The genotype frequency of CETP rs3764261 was not in HWE. Geographical differences in the allele frequency of the CETP rs3764261 polymorphism was observed in 2 regions (Okazaki and Shizuoka), and the genotype frequency was not in HWE in these regions. The deviation from HWE in these selected regions may potentially indicate population stratification rather than genotyping errors, because genotype frequencies of CETP polymorphisms in the 6 other regions were in HWE, and all SNPs were genotyped in the same laboratory at the same time. Okazaki and Shizuoka are located at the mainland of Japan, and their subjects were recruited from health checkup examinees of general population. Some selection bias may have influenced the genotype frequency of CETP polymorphisms, but its detail is unclear. We included the region in the analysis to control for regional CETP rs3764261 heterogeneity.

This study has several limitations, which need to be discussed. First, because this study was cross-sectional, the effects of diseases and medications on the results were not accounted for in our study. Therefore, we established strict exclusion criteria to remove these effects. Second, the lifestyle information obtained through the questionnaire includes a potential misclassification. To minimize this, we re-checked the questionnaire by employing trained interviewers. Third, geographic variation in SNPs in the Japanese population, including our study regions, has been previously reported [24], [39], [40]. Therefore, we included the region in question in our analysis to control for regional heterogeneity. Fourth, we did not analyze the fractions of HDL-C levels. Atheroprotective and non-atheroprotective HDL particles have different effects on coronary heart disease risk; therefore, fractional analysis of HDL-C levels is warranted in future studies. Fifth, bioinformaics on these genes and SNPs, and the function of SNPs are partially used to compute the allele dosage. We selected candidate SNPs of the genes in the RCT system by referring to previous reports that partially used bioinformatics and/or SNP functions, in order to compute allele dosage. Then, we selected one SNP from each gene in the RCT system after estimating their effects. Sixth, the potential of an alpha error needs to be considered, because the number of the present subjects was relatively large and multiple comparisons were made. Therefore, we applied Bonferroni correction. On the other hand, reducing an alpha error for null association increases a beta error for those associations that are not null. Several researchers mentioned that no adjustments are needed for multiple comparisons, although extended debate did not achieve consensus [41], [42]. Some results of smaller ORs in the present study become statistical significance, if Bonferroni correction was not applied, which did not influence the conclusion. Further biological relevance will be useful to support the present results.

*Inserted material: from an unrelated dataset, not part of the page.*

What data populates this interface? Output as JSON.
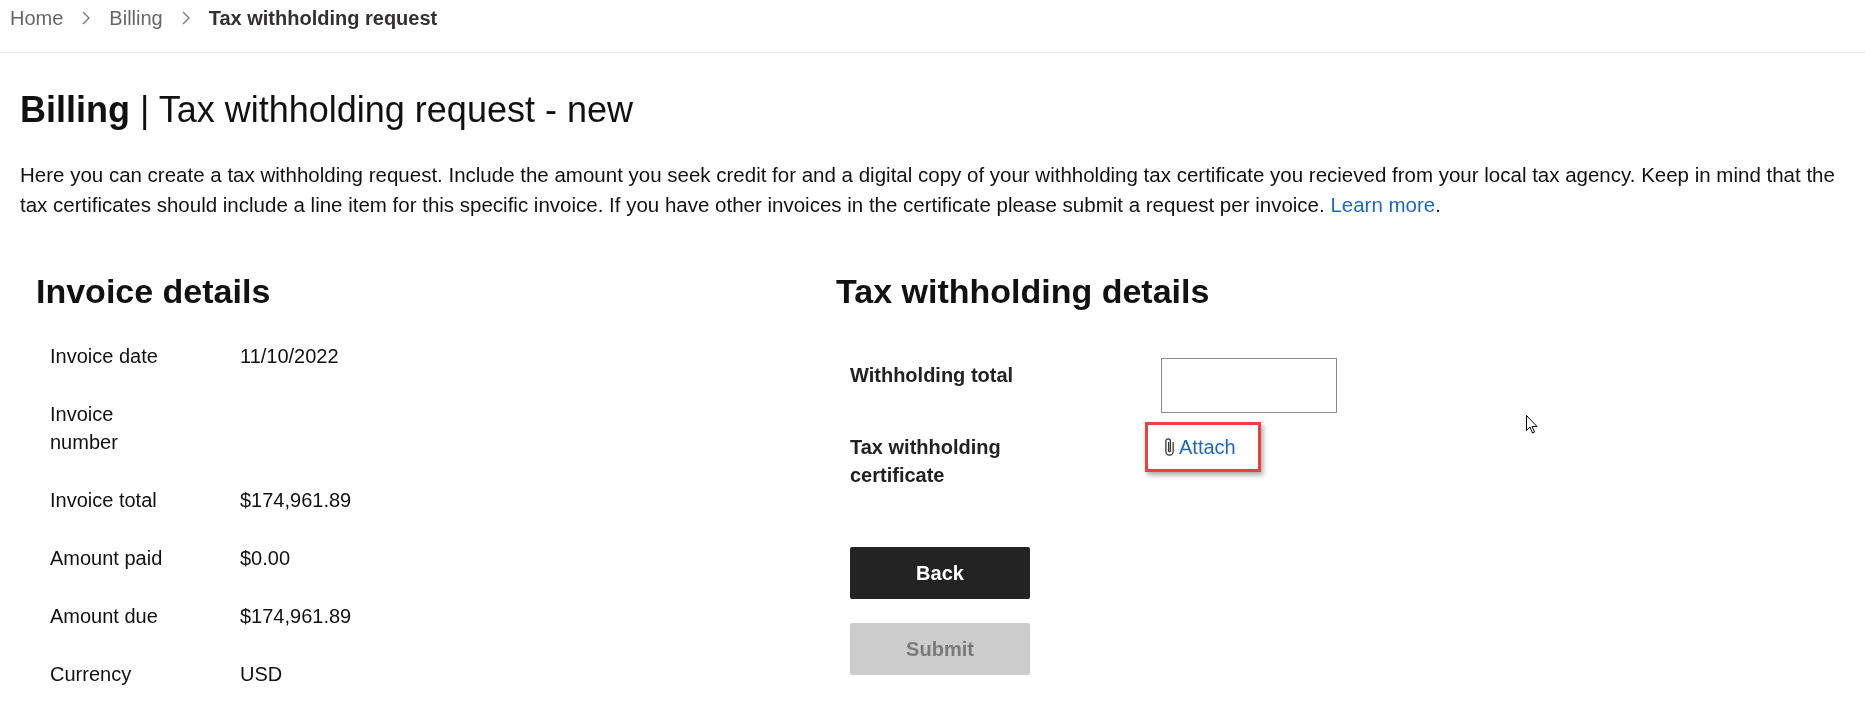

In conclusion, the present study confirmed that smoking and drinking habits, daily activity, and polymorphisms in the CETP gene are associated with HDL-C levels. We found a multiplier effect from the CETP rs3764261 polymorphism in combination with ABCA1, APOA1, and SR-B1 polymorphisms and a dose-dependency according to the number of alleles, although no gene-gene interaction was apparent.